6. According to the record he also said that it was a major departure from the “terms and conditions of APL.” He probably meant “terms and conditions of the IRP” and either misspoke or was reported wrong.
7. Although APL included some leased chassis it did not actually enroll, and used 38,000 for the denominator of the fraction, the 35 percent figure would have been roughly the same if APL had included only the 26,000 vehicles it actually enrolled. Evidently the leased chassis had roughly the same California presence as the rest of the fleet.
8. The superior court denied summary adjudication in the refund action because it found the terms of the agreement ambiguous and believed a court would need to study the credibility of witnesses concerning circumstances and discussions surrounding the agreement and concerning the ordinary operation of the IRP program. The situation is different in this appeal because the matter was fully tried before the ALJ and the director and superior court had a full record before them. We review the matter based upon a complete record.
9. Strict application of the IRP was impossible unless APL were to install odometers on all its chassis or to compel all its drivers to keep accurate mileage records for the chassis.
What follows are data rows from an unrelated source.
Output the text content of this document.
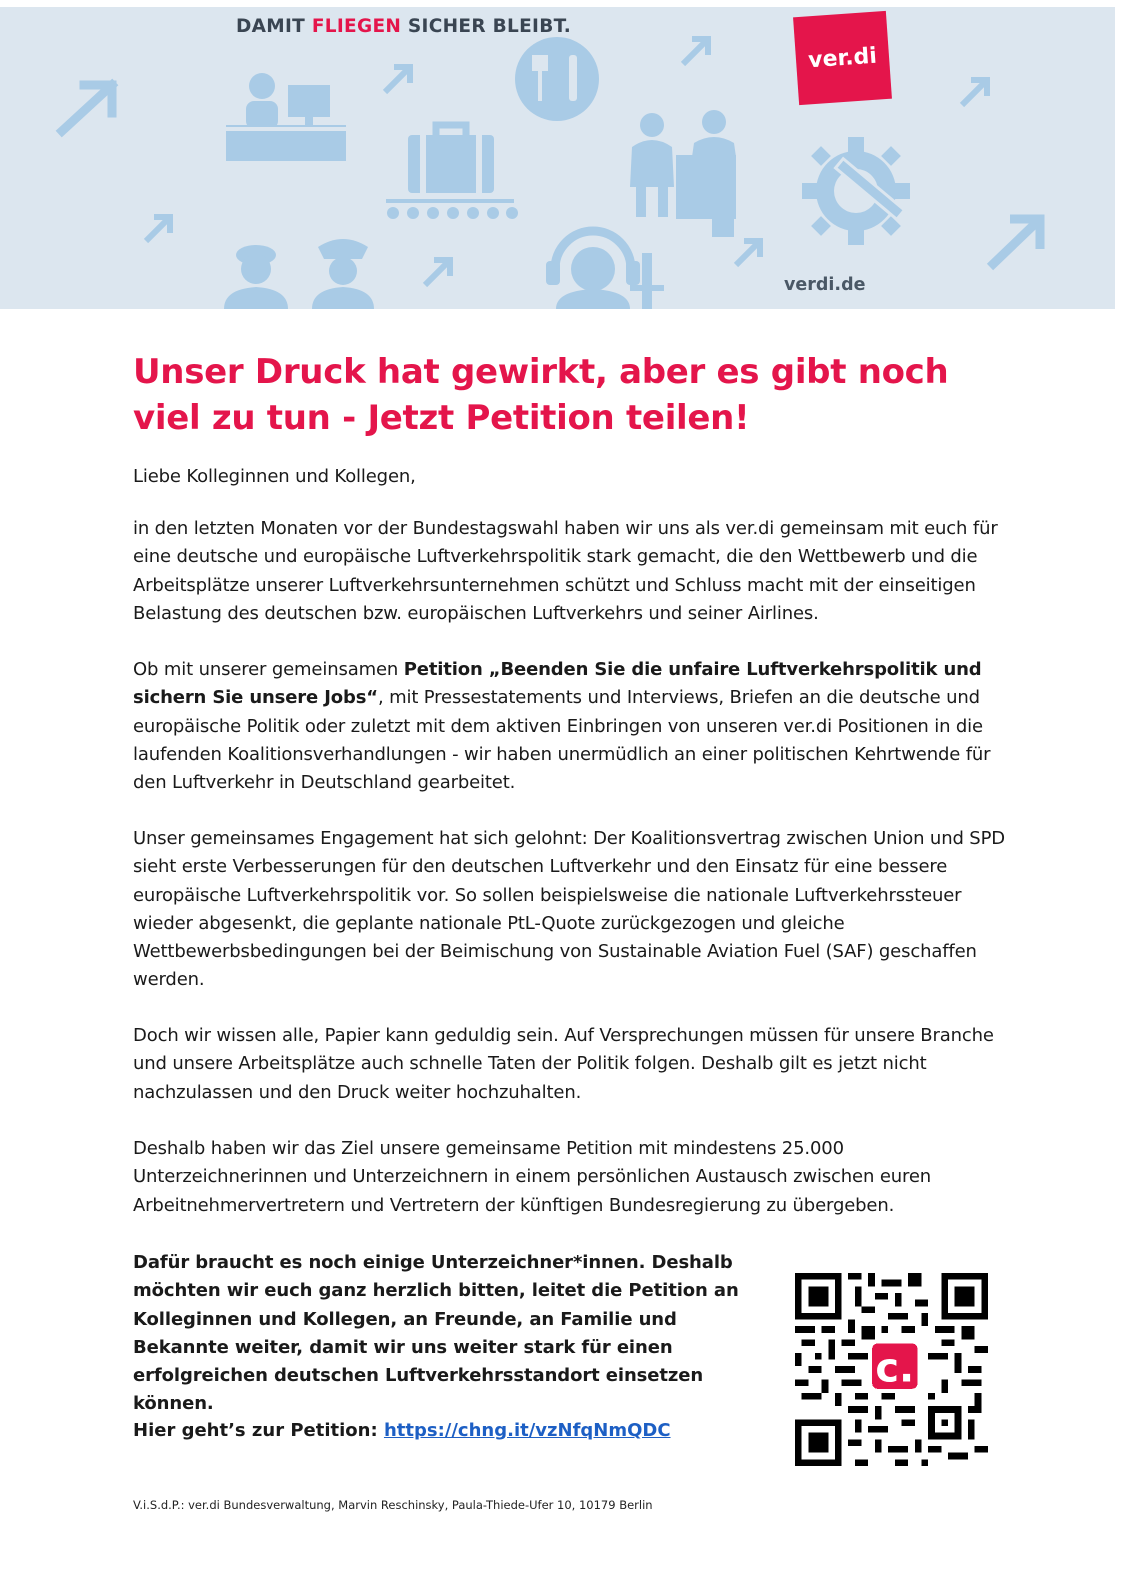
DAMIT FLIEGEN SICHER BLEIBT.
ver.di
verdi.de
Unser Druck hat gewirkt, aber es gibt noch viel zu tun - Jetzt Petition teilen!

Liebe Kolleginnen und Kollegen,

in den letzten Monaten vor der Bundestagswahl haben wir uns als ver.di gemeinsam mit euch für eine deutsche und europäische Luftverkehrspolitik stark gemacht, die den Wettbewerb und die Arbeitsplätze unserer Luftverkehrsunternehmen schützt und Schluss macht mit der einseitigen Belastung des deutschen bzw. europäischen Luftverkehrs und seiner Airlines.

Ob mit unserer gemeinsamen Petition „Beenden Sie die unfaire Luftverkehrspolitik und sichern Sie unsere Jobs“, mit Pressestatements und Interviews, Briefen an die deutsche und europäische Politik oder zuletzt mit dem aktiven Einbringen von unseren ver.di Positionen in die laufenden Koalitionsverhandlungen - wir haben unermüdlich an einer politischen Kehrtwende für den Luftverkehr in Deutschland gearbeitet.

Unser gemeinsames Engagement hat sich gelohnt: Der Koalitionsvertrag zwischen Union und SPD sieht erste Verbesserungen für den deutschen Luftverkehr und den Einsatz für eine bessere europäische Luftverkehrspolitik vor. So sollen beispielsweise die nationale Luftverkehrssteuer wieder abgesenkt, die geplante nationale PtL-Quote zurückgezogen und gleiche Wettbewerbsbedingungen bei der Beimischung von Sustainable Aviation Fuel (SAF) geschaffen werden.

Doch wir wissen alle, Papier kann geduldig sein. Auf Versprechungen müssen für unsere Branche und unsere Arbeitsplätze auch schnelle Taten der Politik folgen. Deshalb gilt es jetzt nicht nachzulassen und den Druck weiter hochzuhalten.

Deshalb haben wir das Ziel unsere gemeinsame Petition mit mindestens 25.000 Unterzeichnerinnen und Unterzeichnern in einem persönlichen Austausch zwischen euren Arbeitnehmervertretern und Vertretern der künftigen Bundesregierung zu übergeben.

Dafür braucht es noch einige Unterzeichner*innen. Deshalb möchten wir euch ganz herzlich bitten, leitet die Petition an Kolleginnen und Kollegen, an Freunde, an Familie und Bekannte weiter, damit wir uns weiter stark für einen erfolgreichen deutschen Luftverkehrsstandort einsetzen können.

Hier geht’s zur Petition: https://chng.it/vzNfqNmQDC

c.
V.i.S.d.P.: ver.di Bundesverwaltung, Marvin Reschinsky, Paula-Thiede-Ufer 10, 10179 Berlin
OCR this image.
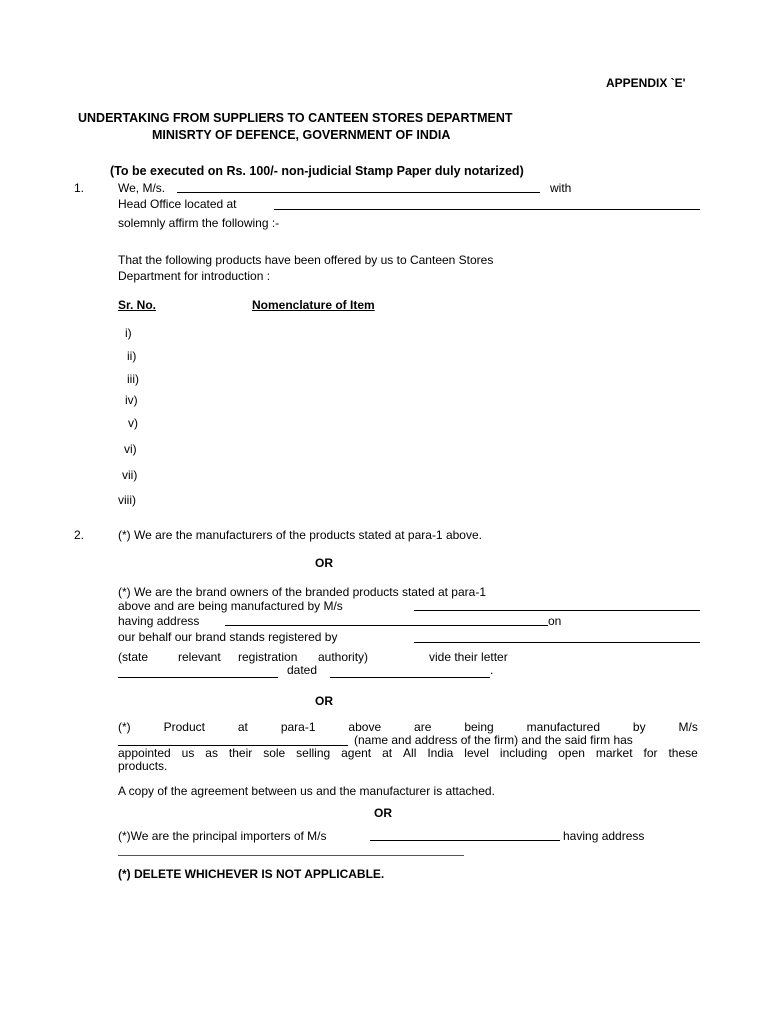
APPENDIX `E'
UNDERTAKING FROM SUPPLIERS TO CANTEEN STORES DEPARTMENT
MINISRTY OF DEFENCE, GOVERNMENT OF INDIA
(To be executed on Rs. 100/- non-judicial Stamp Paper duly notarized)
1.	We, M/s.	with
Head Office located at
solemnly affirm the following :-
That the following products have been offered by us to Canteen Stores
Department for introduction :
Sr. No.	Nomenclature of Item
i)
ii)
iii)
iv)
v)
vi)
vii)
viii)
2.	(*) We are the manufacturers of the products stated at para-1 above.
OR
(*) We are the brand owners of the branded products stated at para-1
above and are being manufactured by M/s
having address	on
our behalf our brand stands registered by
(state relevant registration authority)	vide their letter
dated	.
OR
(*)	Product	at	para-1	above	are	being	manufactured	by	M/s
(name and address of the firm) and the said firm has
appointed us as their sole selling agent at All India level including open market for these
products.
A copy of the agreement between us and the manufacturer is attached.
OR
(*)We are the principal importers of M/s	having address
(*) DELETE WHICHEVER IS NOT APPLICABLE.
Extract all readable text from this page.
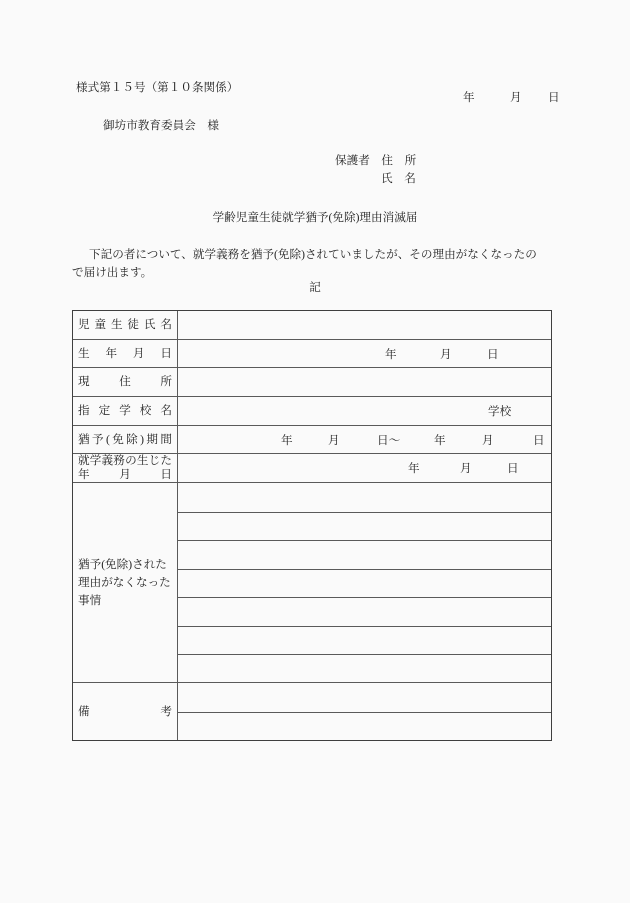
様式第１５号（第１０条関係）
年	月 日
御坊市教育委員会　様
保護者　住　所
氏　名
学齢児童生徒就学猶予(免除)理由消滅届
下記の者について、就学義務を猶予(免除)されていましたが、その理由がなくなったの
で届け出ます。
記
児童生徒氏名
生年月日	年	月	日
現住所
指定学校名	学校
猶予(免除)期間	年	月	日～	年	月	日
就学義務の生じた
年月日	年	月	日
猶予(免除)された
理由がなくなった
事情
備考
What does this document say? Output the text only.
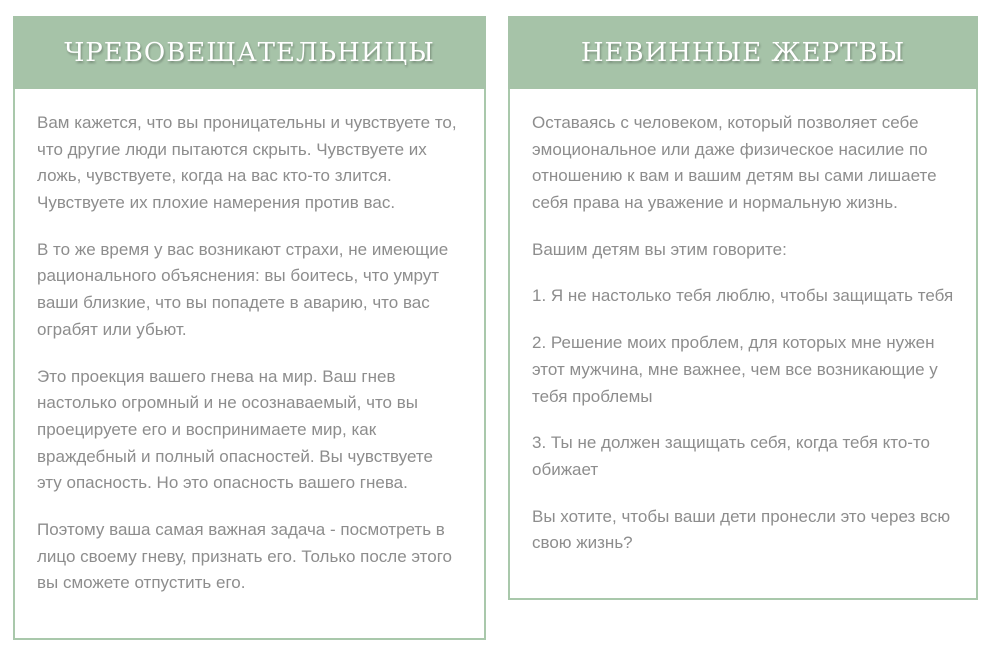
ЧРЕВОВЕЩАТЕЛЬНИЦЫ

Вам кажется, что вы проницательны и чувствуете то, что другие люди пытаются скрыть. Чувствуете их ложь, чувствуете, когда на вас кто-то злится. Чувствуете их плохие намерения против вас.

В то же время у вас возникают страхи, не имеющие рационального объяснения: вы боитесь, что умрут ваши близкие, что вы попадете в аварию, что вас ограбят или убьют.

Это проекция вашего гнева на мир. Ваш гнев настолько огромный и не осознаваемый, что вы проецируете его и воспринимаете мир, как враждебный и полный опасностей. Вы чувствуете эту опасность. Но это опасность вашего гнева.

Поэтому ваша самая важная задача - посмотреть в лицо своему гневу, признать его. Только после этого вы сможете отпустить его.

НЕВИННЫЕ ЖЕРТВЫ

Оставаясь с человеком, который позволяет себе эмоциональное или даже физическое насилие по отношению к вам и вашим детям вы сами лишаете себя права на уважение и нормальную жизнь.

Вашим детям вы этим говорите:

1. Я не настолько тебя люблю, чтобы защищать тебя

2. Решение моих проблем, для которых мне нужен этот мужчина, мне важнее, чем все возникающие у тебя проблемы

3. Ты не должен защищать себя, когда тебя кто-то обижает

Вы хотите, чтобы ваши дети пронесли это через всю свою жизнь?
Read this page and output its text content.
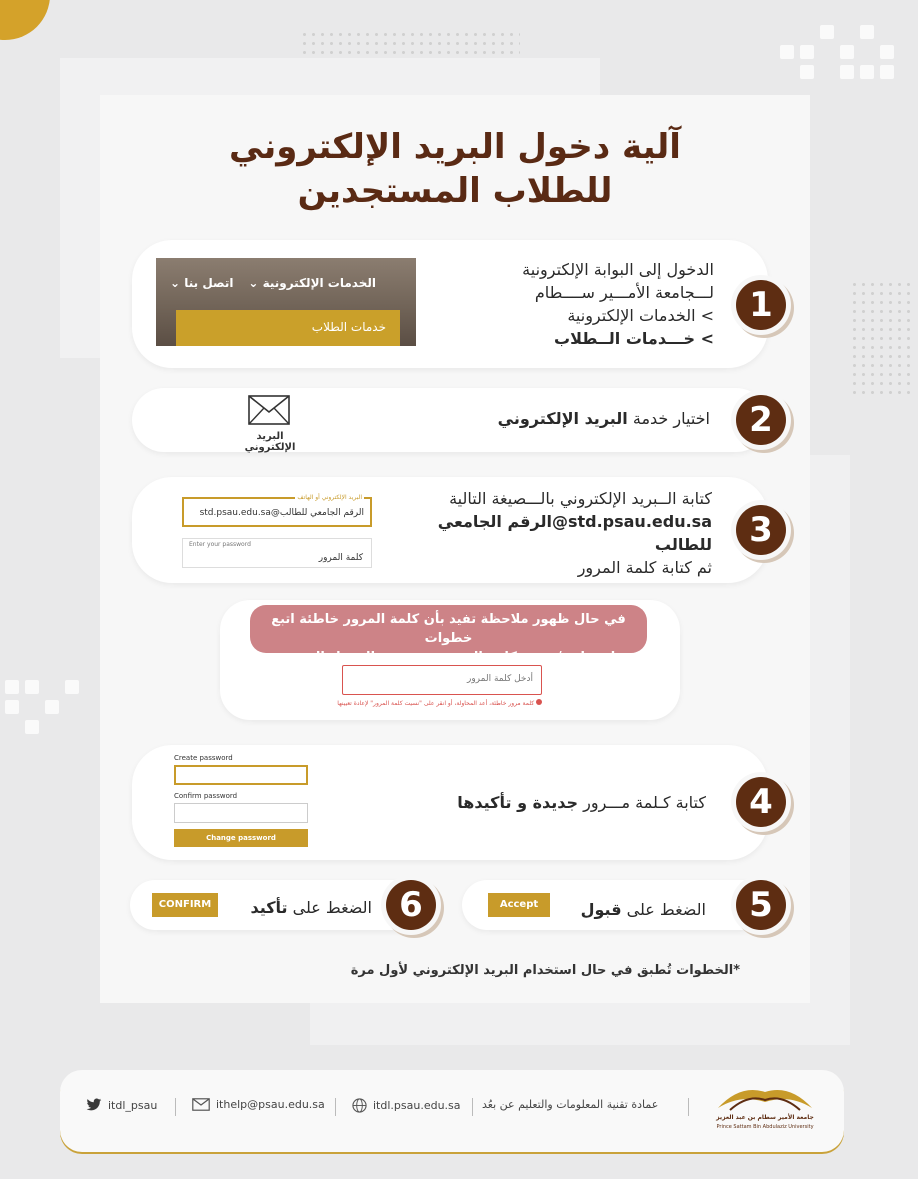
آلية دخول البريد الإلكتروني
للطلاب المستجدين
الخدمات الإلكترونية ⌄
اتصل بنا ⌄
خدمات الطلاب
الدخول إلى البوابة الإلكترونية
لـــجامعة الأمـــير ســــطام
> الخدمات الإلكترونية
> خـــدمات الــطلاب
1
البريد الإلكتروني
اختيار خدمة البريد الإلكتروني	2
البريد الإلكتروني أو الهاتف
الرقم الجامعي للطالب@std.psau.edu.sa
Enter your password
كلمة المرور
كتابة الــبريد الإلكتروني بالـــصيغة التالية
std.psau.edu.sa@الرقم الجامعي للطالب
ثم كتابة كلمة المرور
3
في حال ظهور ملاحظة تفيد بأن كلمة المرور خاطئة اتبع خطوات
استعادة / تغيير كلمة المرور من خدمة الدخول الموحد
أدخل كلمة المرور
كلمة مرور خاطئة، أعد المحاولة، أو انقر على "نسيت كلمة المرور" لإعادة تعيينها
Create password
Confirm password
Change password
كتابة كـلمة مـــرور جديدة و تأكيدها	4
Accept	الضغط على قبول	5
CONFIRM	الضغط على تأكيد	6
*الخطوات تُطبق في حال استخدام البريد الإلكتروني لأول مرة
itdl_psau	ithelp@psau.edu.sa	itdl.psau.edu.sa عمادة تقنية المعلومات والتعليم عن بعُد
جامعة الأمير سطام بن عبد العزيز
Prince Sattam Bin Abdulaziz University
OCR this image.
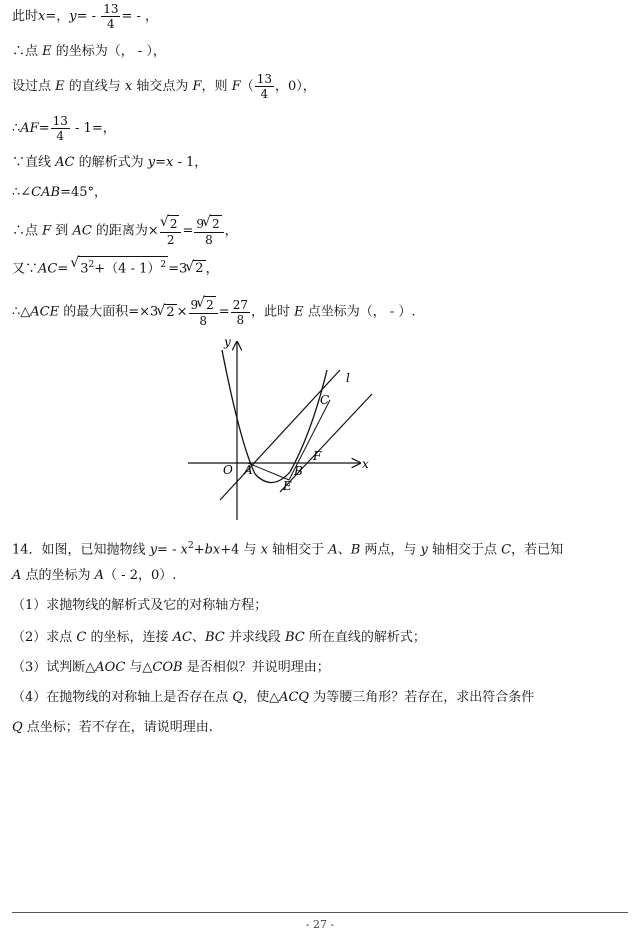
此时x=，$y= - \frac{13}{4}$ = - ，
∴点 E 的坐标为（， - ），
设过点 E 的直线与 x 轴交点为 F，则 $F( \frac{13}{4}$ ，0），
∴AF= $\frac{13}{4} - 1=$，
∵直线 AC 的解析式为 y=x - 1，
∴∠CAB=45°，
∴点 F 到 AC 的距离为×
√ $\frac{2}{2} = \frac{9√ 2}{8}$ ，
又∵AC=√ $3^2+(4 - 1)^2 =3√$ 2 ，
∴△ACE 的最大面积=×3√ $2 \times \frac{9√ 2}{8} = \frac{27}{8}$ ，此时 E 点坐标为（， - ）.
y
x
O A	B
C
E
F
l
14．如图，已知抛物线 $y= - x^2+bx+4$ 与 x 轴相交于 A、B 两点，与 y 轴相交于点 C，若已知
A 点的坐标为 A（ - 2，0）.
（1）求抛物线的解析式及它的对称轴方程；
（2）求点 C 的坐标，连接 AC、BC 并求线段 BC 所在直线的解析式；
（3）试判断△AOC 与△COB 是否相似？并说明理由；
（4）在抛物线的对称轴上是否存在点 Q，使△ACQ 为等腰三角形？若存在，求出符合条件
Q 点坐标；若不存在，请说明理由.
- 27 -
Registration of 30,000 chassis at the same time would have been an administrative nightmare for both the DMV and APL.
10. Under the IRP the initial application is based on actual operation for the preceding year, unless no operations were conducted the preceding year, in which case the fees will be based upon an estimate.
11. Section 300 provides in full: “DETERMINATION OF FEES [¶] A. The registration fee for apportionable vehicles shall be determined as follows: [¶] 1. Divide the in-jurisdiction miles by the total miles generated during the preceding year. [¶] 2. Determine the total fees required under the laws of each jurisdiction for full registration of each vehicle at the regular annual or applicable fees, or for the unexpired portion of the registration year. [¶] 3. Multiply the sum obtained under Paragraph 2 of this section by the quotient obtained under Paragraph 1 of this section.”
MERRILL, Associate Justice.
CHIN, P.J., and CORRIGAN, J., concur.